In this section we will evaluate the effect of adding one more hidden layer to the model. This is as easy as defining a new function that will create this deeper model, copied from our baseline model above.

In [29]:
def larger_model():
    # create model
    model = Sequential()
    model.add(Dense(13, input_dim=13, init='normal', activation='relu'))
    model.add(Dense(6, init='normal', activation='relu'))
    model.add(Dense(1, init='normal'))
    # Compile model
    model.compile(loss='mean_squared_error', optimizer='adam')
    return model

In [30]:
# evaluate model with standardized dataset
numpy.random.seed(seed)
estimators = []
estimators.append(('standardize', StandardScaler()))
estimators.append(('mlp', KerasRegressor(build_fn=larger_model, nb_epoch=50, batch_size=5, verbose=0)))
pipeline = Pipeline(estimators)
kfold = KFold(n =X.shape[0] ,n_folds=5, random_state=seed)
results = cross_val_score(pipeline, X, Y, cv=kfold)
print("Standardized: %.2f (%.2f) MSE" % (results.mean(), results.std()))

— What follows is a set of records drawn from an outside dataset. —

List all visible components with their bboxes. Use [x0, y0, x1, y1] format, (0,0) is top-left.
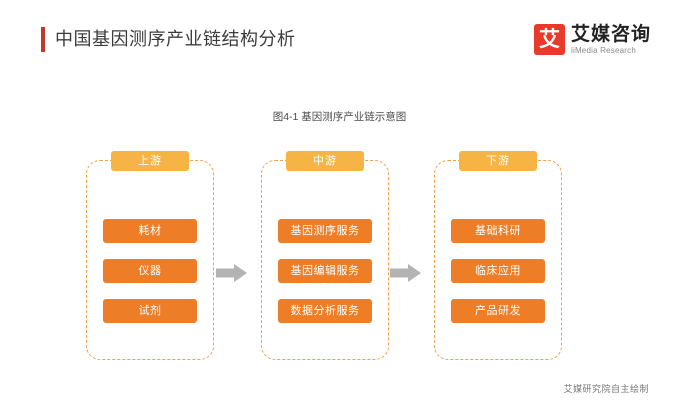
- chain-node: 基因测序服务: [278, 219, 372, 243]
- source-note: 艾媒研究院自主绘制: [563, 382, 649, 395]
- chain-node: 试剂: [103, 299, 197, 323]
- slide-header: 中国基因测序产业链结构分析 艾 艾媒咨询 iiMedia Research: [0, 0, 679, 78]
- value-chain-diagram: 上游 耗材 仪器 试剂 中游 基因测序服务 基因编辑服务 数据分析服务 下游: [0, 160, 679, 375]
- slide-page: 中国基因测序产业链结构分析 艾 艾媒咨询 iiMedia Research 图4…: [0, 0, 679, 407]
- brand-logo: 艾 艾媒咨询 iiMedia Research: [534, 24, 651, 58]
- figure-caption: 图4-1 基因测序产业链示意图: [0, 109, 679, 124]
- logo-name-en: iiMedia Research: [571, 46, 651, 56]
- chain-column-upstream: 上游 耗材 仪器 试剂: [86, 160, 214, 360]
- logo-mark-icon: 艾: [534, 24, 565, 55]
- chain-node: 仪器: [103, 259, 197, 283]
- chain-node: 产品研发: [451, 299, 545, 323]
- logo-name-cn: 艾媒咨询: [571, 24, 651, 45]
- chain-column-header: 上游: [111, 151, 189, 171]
- chain-node: 数据分析服务: [278, 299, 372, 323]
- chain-column-header: 中游: [286, 151, 364, 171]
- chain-column-header: 下游: [459, 151, 537, 171]
- chain-column-midstream: 中游 基因测序服务 基因编辑服务 数据分析服务: [261, 160, 389, 360]
- arrow-right-icon: [390, 264, 422, 282]
- arrow-right-icon: [216, 264, 248, 282]
- chain-node: 基因编辑服务: [278, 259, 372, 283]
- chain-column-downstream: 下游 基础科研 临床应用 产品研发: [434, 160, 562, 360]
- chain-node: 临床应用: [451, 259, 545, 283]
- page-title: 中国基因测序产业链结构分析: [55, 25, 296, 51]
- title-accent-bar: [41, 27, 45, 52]
- chain-node: 基础科研: [451, 219, 545, 243]
- logo-text: 艾媒咨询 iiMedia Research: [571, 24, 651, 56]
- chain-node: 耗材: [103, 219, 197, 243]
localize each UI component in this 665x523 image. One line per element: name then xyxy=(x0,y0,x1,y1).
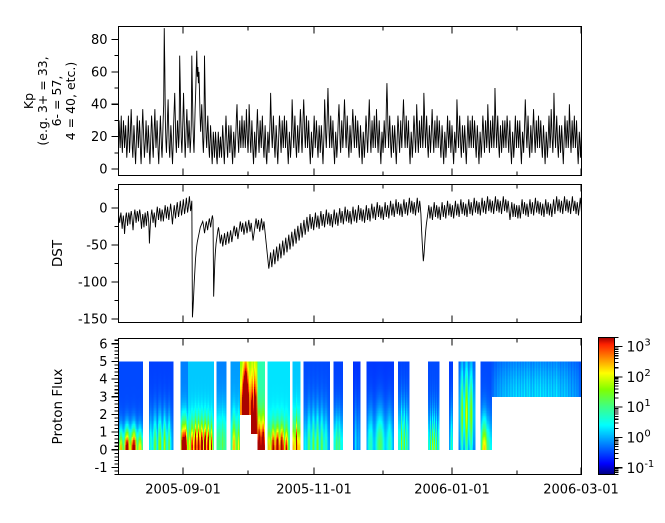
kp-ytick-label: 60 xyxy=(91,65,108,80)
kp-ytick-label: 20 xyxy=(91,130,108,145)
colorbar xyxy=(599,338,615,475)
kp-ytick-label: 40 xyxy=(91,98,108,113)
pf-ytick-label: 3 xyxy=(99,390,107,405)
xtick-label: 2005-09-01 xyxy=(145,483,221,498)
kp-axis-title-line: Kp xyxy=(21,93,36,109)
dst-ytick-label: -50 xyxy=(86,239,107,254)
pf-ytick-label: 2 xyxy=(99,408,107,423)
plot-svg: 0204060800-50-100-150-101234562005-09-01… xyxy=(0,0,665,523)
kp-axis-title-line: (e.g. 3+ = 33, xyxy=(35,56,50,145)
kp-axis-title-line: 4 = 40, etc.) xyxy=(63,62,78,141)
pf-ytick-label: 5 xyxy=(99,355,107,370)
proton-flux-axis-title: Proton Flux xyxy=(50,369,66,445)
pf-ytick-label: 1 xyxy=(99,426,107,441)
pf-ytick-label: 6 xyxy=(99,337,107,352)
kp-ytick-label: 0 xyxy=(99,163,107,178)
xtick-label: 2006-03-01 xyxy=(543,483,619,498)
dst-ytick-label: 0 xyxy=(99,202,107,217)
pf-ytick-label: 4 xyxy=(99,373,107,388)
kp-ytick-label: 80 xyxy=(91,33,108,48)
dst-axis-title: DST xyxy=(50,239,66,267)
pf-ytick-label: 0 xyxy=(99,443,107,458)
dst-ytick-label: -100 xyxy=(78,275,108,290)
pf-ytick-label: -1 xyxy=(95,461,108,476)
xtick-label: 2006-01-01 xyxy=(414,483,490,498)
dst-ytick-label: -150 xyxy=(78,312,108,327)
figure-canvas: 0204060800-50-100-150-101234562005-09-01… xyxy=(0,0,665,523)
kp-axis-title-line: 6- = 57, xyxy=(49,76,64,127)
xtick-label: 2005-11-01 xyxy=(276,483,352,498)
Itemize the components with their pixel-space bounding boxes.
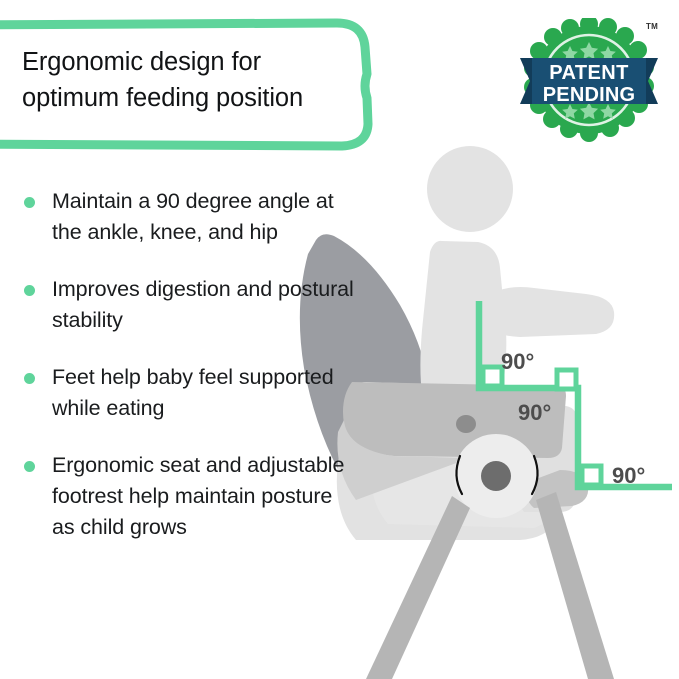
- page-title: Ergonomic design for optimum feeding pos…: [22, 44, 370, 116]
- bullet-dot-icon: [24, 197, 35, 208]
- recline-arc-right: [532, 456, 538, 494]
- right-angle-square-hip: [483, 367, 502, 386]
- list-item-label: Ergonomic seat and adjustable footrest h…: [52, 450, 354, 543]
- patent-pending-badge: TM PATENT PENDING: [518, 18, 660, 142]
- chair-leg-right: [536, 492, 614, 679]
- list-item-label: Feet help baby feel supported while eati…: [52, 362, 354, 424]
- right-angle-markers: [483, 367, 601, 485]
- chair-seat-skirt: [371, 452, 560, 528]
- angle-label-hip: 90°: [501, 349, 534, 375]
- list-item: Feet help baby feel supported while eati…: [24, 362, 354, 424]
- list-item-label: Improves digestion and postural stabilit…: [52, 274, 354, 336]
- baby-foot: [526, 470, 588, 508]
- baby-head: [427, 146, 513, 232]
- page-title-line2: optimum feeding position: [22, 80, 370, 116]
- list-item-label: Maintain a 90 degree angle at the ankle,…: [52, 186, 354, 248]
- baby-torso: [420, 241, 506, 406]
- bullet-dot-icon: [24, 373, 35, 384]
- title-callout-box: Ergonomic design for optimum feeding pos…: [0, 18, 386, 150]
- bullet-dot-icon: [24, 285, 35, 296]
- right-angle-square-ankle: [582, 466, 601, 485]
- badge-label-line1: PATENT: [518, 62, 660, 85]
- recline-arc-left: [456, 456, 462, 494]
- list-item: Maintain a 90 degree angle at the ankle,…: [24, 186, 354, 248]
- angle-label-ankle: 90°: [612, 463, 645, 489]
- infographic-canvas: 90° 90° 90° Ergonomic design for optimum…: [0, 0, 679, 679]
- list-item: Improves digestion and postural stabilit…: [24, 274, 354, 336]
- recline-hub: [454, 434, 538, 518]
- trademark-icon: TM: [646, 22, 658, 31]
- angle-guide-lines: [479, 301, 672, 487]
- benefits-list: Maintain a 90 degree angle at the ankle,…: [24, 186, 354, 569]
- chair-leg-left: [366, 496, 470, 679]
- page-title-line1: Ergonomic design for: [22, 44, 370, 80]
- baby-arm: [486, 287, 614, 337]
- badge-label-line2: PENDING: [518, 84, 660, 107]
- tray-knob: [456, 415, 476, 433]
- recline-hub-center: [481, 461, 511, 491]
- bullet-dot-icon: [24, 461, 35, 472]
- chair-tray-wedge: [337, 420, 470, 500]
- list-item: Ergonomic seat and adjustable footrest h…: [24, 450, 354, 543]
- right-angle-square-knee: [557, 370, 576, 389]
- angle-label-knee: 90°: [518, 400, 551, 426]
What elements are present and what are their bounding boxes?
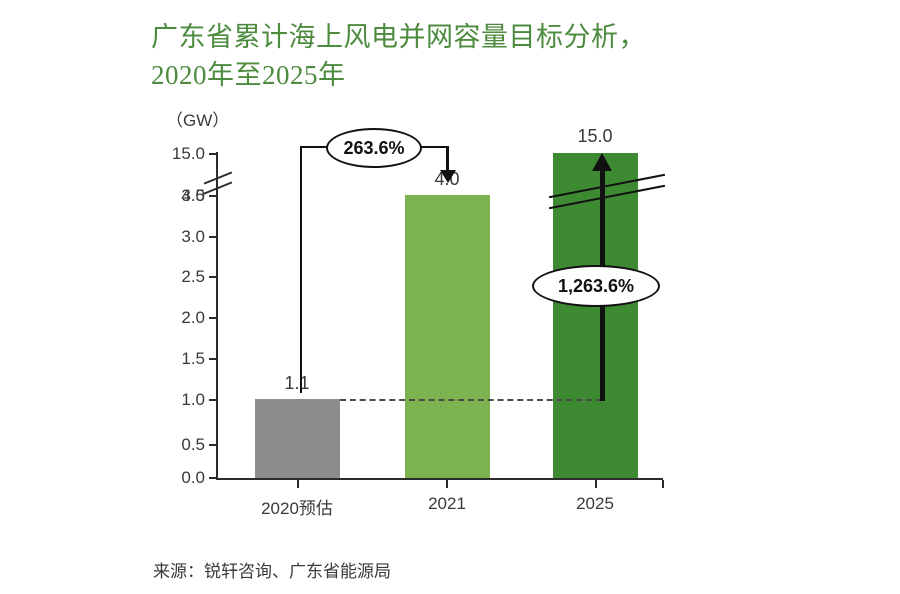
y-tick-0 xyxy=(209,477,217,479)
bar-value-2021: 4.0 xyxy=(402,169,492,190)
bar-break-slash-2 xyxy=(549,185,665,209)
x-tick-2 xyxy=(595,480,597,488)
y-label-3: 1.5 xyxy=(159,349,205,369)
y-label-5: 2.5 xyxy=(159,267,205,287)
y-tick-extra xyxy=(209,236,217,238)
x-tick-end xyxy=(662,480,664,488)
callout1-connector-vertical xyxy=(300,146,302,393)
y-axis-unit-label: （GW） xyxy=(166,106,229,131)
x-category-2025: 2025 xyxy=(520,494,670,514)
source-note: 来源：锐轩咨询、广东省能源局 xyxy=(153,557,391,582)
y-tick-9 xyxy=(209,153,217,155)
y-tick-2 xyxy=(209,399,217,401)
callout1-connector-down xyxy=(446,146,449,173)
bar-value-2020: 1.1 xyxy=(252,373,342,394)
x-tick-1 xyxy=(446,480,448,488)
y-tick-6 xyxy=(209,236,217,238)
y-label-1: 0.5 xyxy=(159,435,205,455)
x-category-2021: 2021 xyxy=(372,494,522,514)
y-tick-3 xyxy=(209,358,217,360)
y-label-2: 1.0 xyxy=(159,390,205,410)
bar-break-slash-1 xyxy=(549,174,665,198)
x-category-2020: 2020预估 xyxy=(222,494,372,519)
y-tick-5 xyxy=(209,276,217,278)
callout1-connector-right xyxy=(410,146,448,148)
chart-title: 广东省累计海上风电并网容量目标分析， 2020年至2025年 xyxy=(151,18,851,94)
y-label-7: 3.5 xyxy=(159,186,205,206)
axis-break-slash-1 xyxy=(204,171,233,184)
y-tick-6c xyxy=(209,236,217,238)
y-label-9: 15.0 xyxy=(159,144,205,164)
y-tick-4 xyxy=(209,317,217,319)
chart-canvas: 广东省累计海上风电并网容量目标分析， 2020年至2025年 （GW） 0.0 … xyxy=(0,0,900,594)
y-label-6: 3.0 xyxy=(159,227,205,247)
callout2-arrow-icon xyxy=(592,153,612,171)
callout1-connector-left xyxy=(300,146,334,148)
bar-2021 xyxy=(405,195,490,478)
callout-263-badge: 263.6% xyxy=(326,128,422,168)
bar-2020 xyxy=(255,399,340,478)
x-axis-line xyxy=(216,478,663,480)
bar-2025 xyxy=(553,153,638,478)
bar-value-2025: 15.0 xyxy=(550,126,640,147)
x-tick-0 xyxy=(297,480,299,488)
callout1-arrow-icon xyxy=(440,170,456,183)
y-label-8: 4.0 xyxy=(159,186,205,206)
y-tick-8 xyxy=(209,195,217,197)
y-tick-1 xyxy=(209,444,217,446)
callout2-arrow-shaft xyxy=(600,168,605,401)
y-axis-line xyxy=(216,152,218,480)
callout-1263-badge: 1,263.6% xyxy=(532,265,660,307)
axis-break-slash-2 xyxy=(204,181,233,194)
y-label-4: 2.0 xyxy=(159,308,205,328)
y-label-0: 0.0 xyxy=(159,468,205,488)
y-tick-6b xyxy=(209,236,217,238)
reference-line-1-1 xyxy=(340,399,602,401)
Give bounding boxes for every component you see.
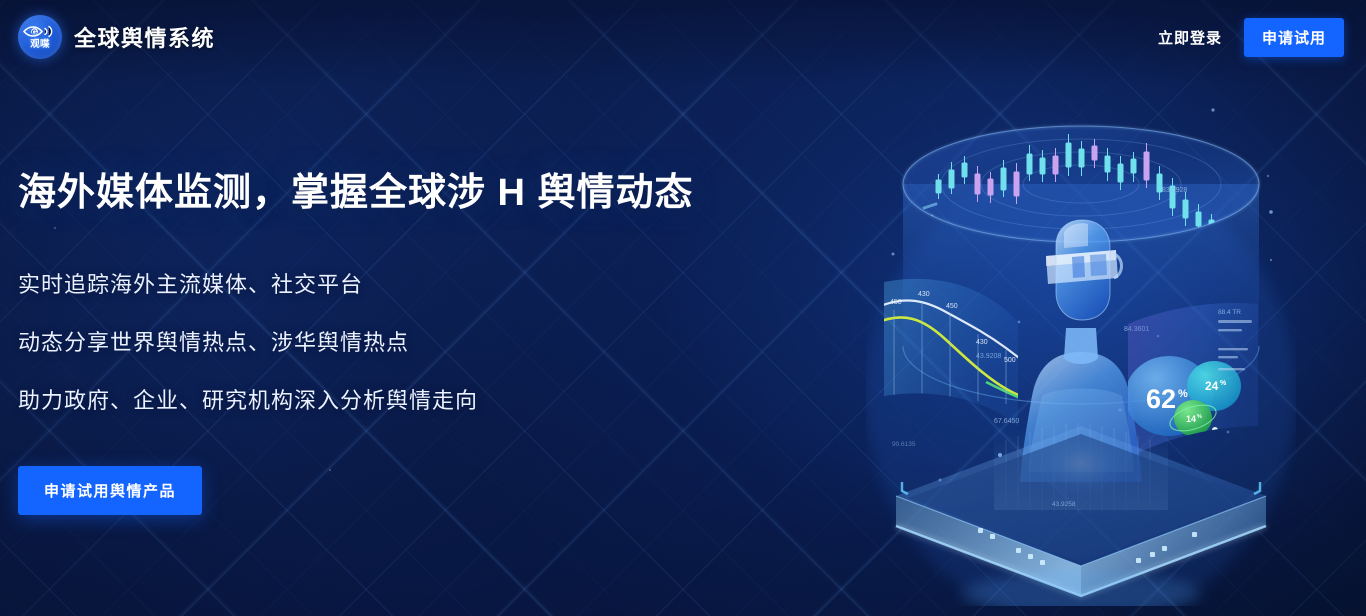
brand-title: 全球舆情系统 (74, 21, 215, 53)
eye-logo-icon: G 观喋 (18, 15, 62, 59)
eye-glyph: G (23, 24, 57, 39)
svg-text:G: G (32, 29, 38, 36)
hero-section: 海外媒体监测，掌握全球涉 H 舆情动态 实时追踪海外主流媒体、社交平台 动态分享… (18, 170, 694, 515)
hero-bullet-1: 实时追踪海外主流媒体、社交平台 (18, 274, 694, 296)
hero-cta-button[interactable]: 申请试用舆情产品 (18, 466, 202, 515)
login-link[interactable]: 立即登录 (1158, 27, 1222, 48)
hero-bullet-list: 实时追踪海外主流媒体、社交平台 动态分享世界舆情热点、涉华舆情热点 助力政府、企… (18, 274, 694, 412)
page-title: 海外媒体监测，掌握全球涉 H 舆情动态 (18, 170, 694, 218)
hero-bullet-2: 动态分享世界舆情热点、涉华舆情热点 (18, 332, 694, 354)
brand-logo[interactable]: G 观喋 全球舆情系统 (18, 15, 215, 59)
logo-sub-text: 观喋 (30, 40, 50, 50)
site-header: G 观喋 全球舆情系统 立即登录 申请试用 (0, 0, 1366, 74)
hero-bullet-3: 助力政府、企业、研究机构深入分析舆情走向 (18, 390, 694, 412)
apply-trial-button[interactable]: 申请试用 (1244, 18, 1344, 57)
header-actions: 立即登录 申请试用 (1158, 18, 1344, 57)
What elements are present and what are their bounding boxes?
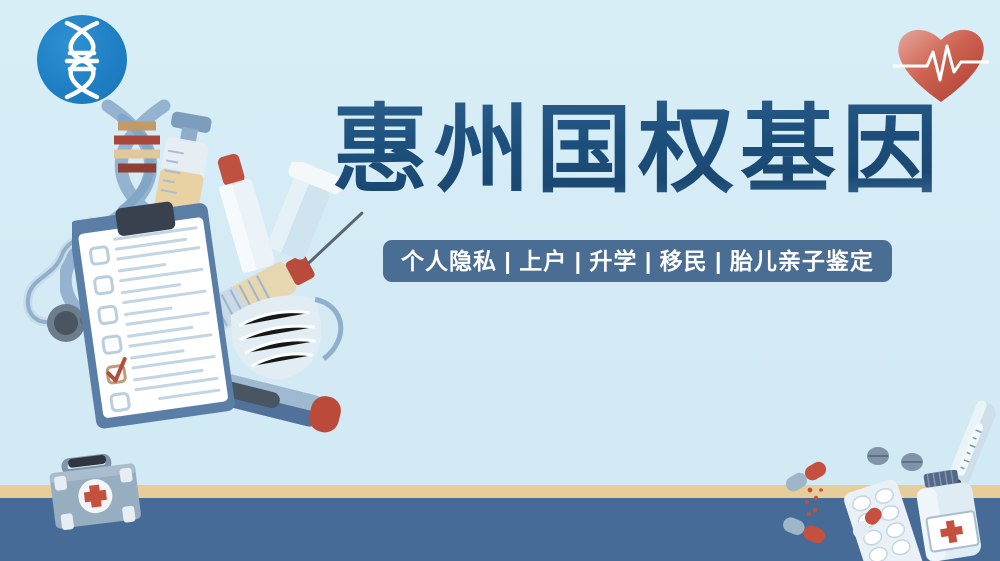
page-title: 惠州国权基因 xyxy=(332,96,952,206)
dna-helix-logo[interactable] xyxy=(37,15,127,104)
heart-ecg-icon xyxy=(893,22,989,106)
banner-canvas: 惠州国权基因 个人隐私 | 上户 | 升学 | 移民 | 胎儿亲子鉴定 xyxy=(0,0,1000,561)
clipboard-art xyxy=(72,200,272,430)
first-aid-kit-art xyxy=(44,452,148,534)
services-badge: 个人隐私 | 上户 | 升学 | 移民 | 胎儿亲子鉴定 xyxy=(383,240,892,282)
capsules-art xyxy=(760,440,940,550)
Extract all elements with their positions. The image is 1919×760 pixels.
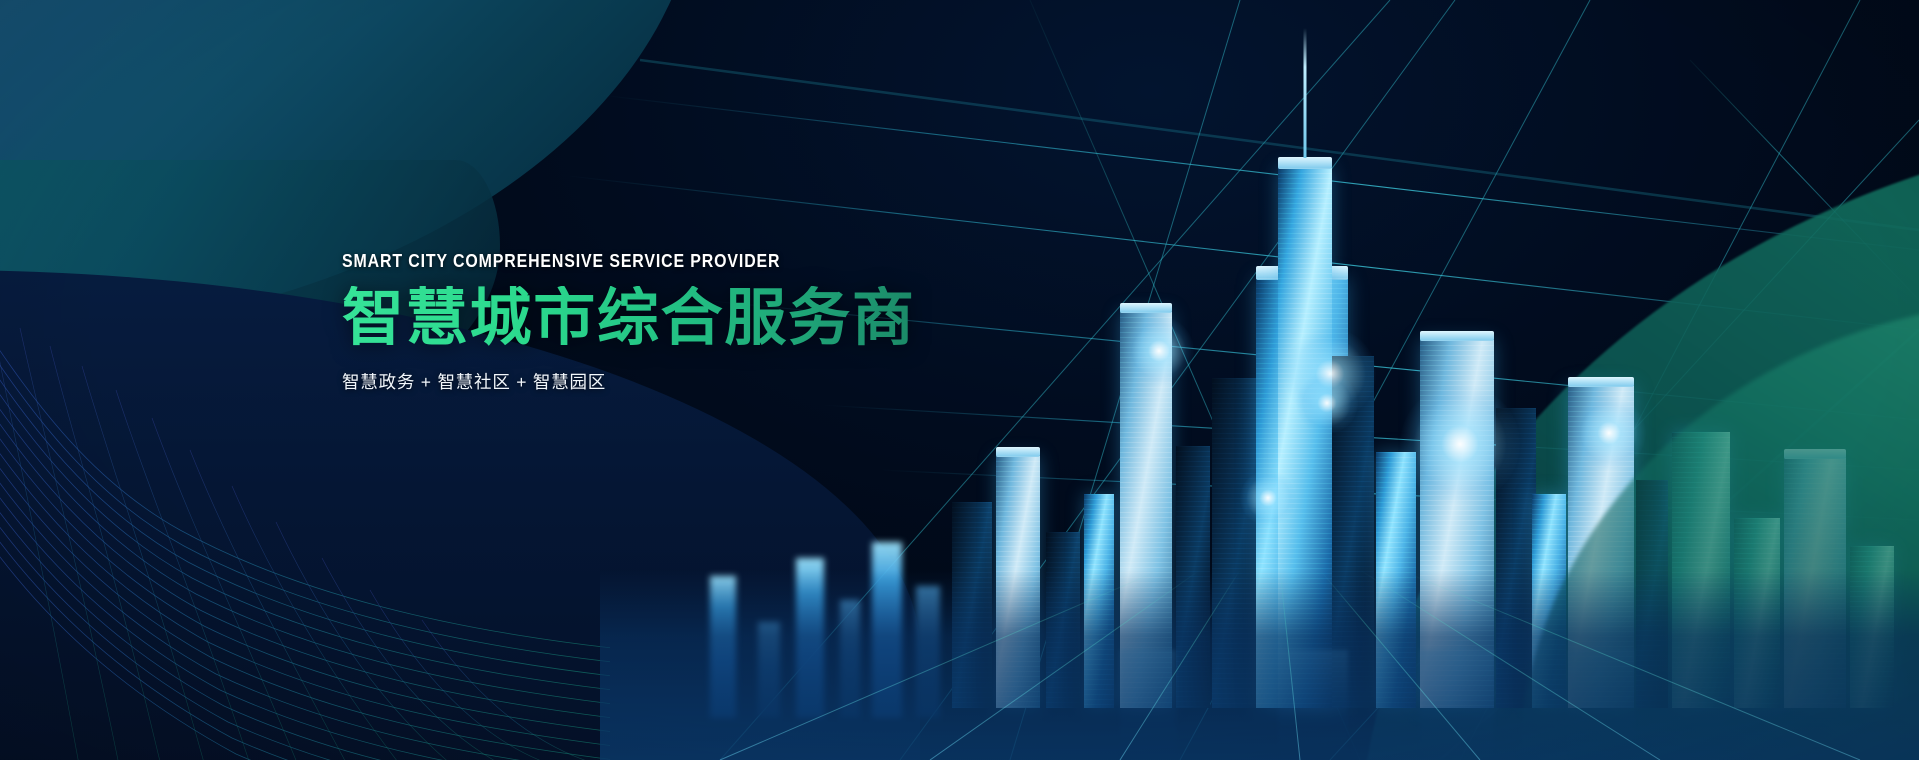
hero-subline-services: 智慧政务 + 智慧社区 + 智慧园区 xyxy=(342,369,1042,394)
perspective-grid-floor xyxy=(600,570,1919,760)
hero-headline-chinese: 智慧城市综合服务商 xyxy=(342,286,1042,353)
hero-copy-block: SMART CITY COMPREHENSIVE SERVICE PROVIDE… xyxy=(342,252,1042,394)
hero-eyebrow-english: SMART CITY COMPREHENSIVE SERVICE PROVIDE… xyxy=(342,252,944,271)
smart-city-hero-banner: SMART CITY COMPREHENSIVE SERVICE PROVIDE… xyxy=(0,0,1919,760)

Standardized: 29.56 (16.22) MSE


### Evaluate a Wider Network Topology

Another approach to increasing the representational capability of the model is to create a wider network.

In this section we evaluate the effect of keeping a shallow network architecture and nearly doubling the number of neurons in the one hidden layer.

Again, all we need to do is define a new function that creates our neural network model.

In [31]:
def wider_model():
    # create model
    model = Sequential()
    model.add(Dense(20, input_dim=13, init='normal', activation='relu'))
    model.add(Dense(1, init='normal'))
    # Compile model
    model.compile(loss='mean_squared_error', optimizer='adam')
    return model

In [32]:
# evaluate model with standardized dataset
numpy.random.seed(seed)
estimators = []
estimators.append(('standardize', StandardScaler()))
estimators.append(('mlp', KerasRegressor(build_fn=wider_model, nb_epoch=50, batch_size=5, verbose=0)))
pipeline = Pipeline(estimators)
kfold = KFold(n =X.shape[0] ,n_folds=5, random_state=seed)
results = cross_val_score(pipeline, X, Y, cv=kfold)
print("Standardized: %.2f (%.2f) MSE" % (results.mean(), results.std()))

Standardized: 35.29 (16.40) MSE


In [33]:
estimators

[('standardize', StandardScaler(copy=True, with_mean=True, with_std=True)),
 ('mlp', <keras.wrappers.scikit_learn.KerasRegressor at 0x10a41dd8>)]

It would have been hard to guess that a wider network would outperform a deeper network on this problem. The results demonstrate the importance of empirical testing when it comes to developing neural network models.

#### Neural network takes much more time when you increase network topology. So, increase the topology if you see a gain in prediction.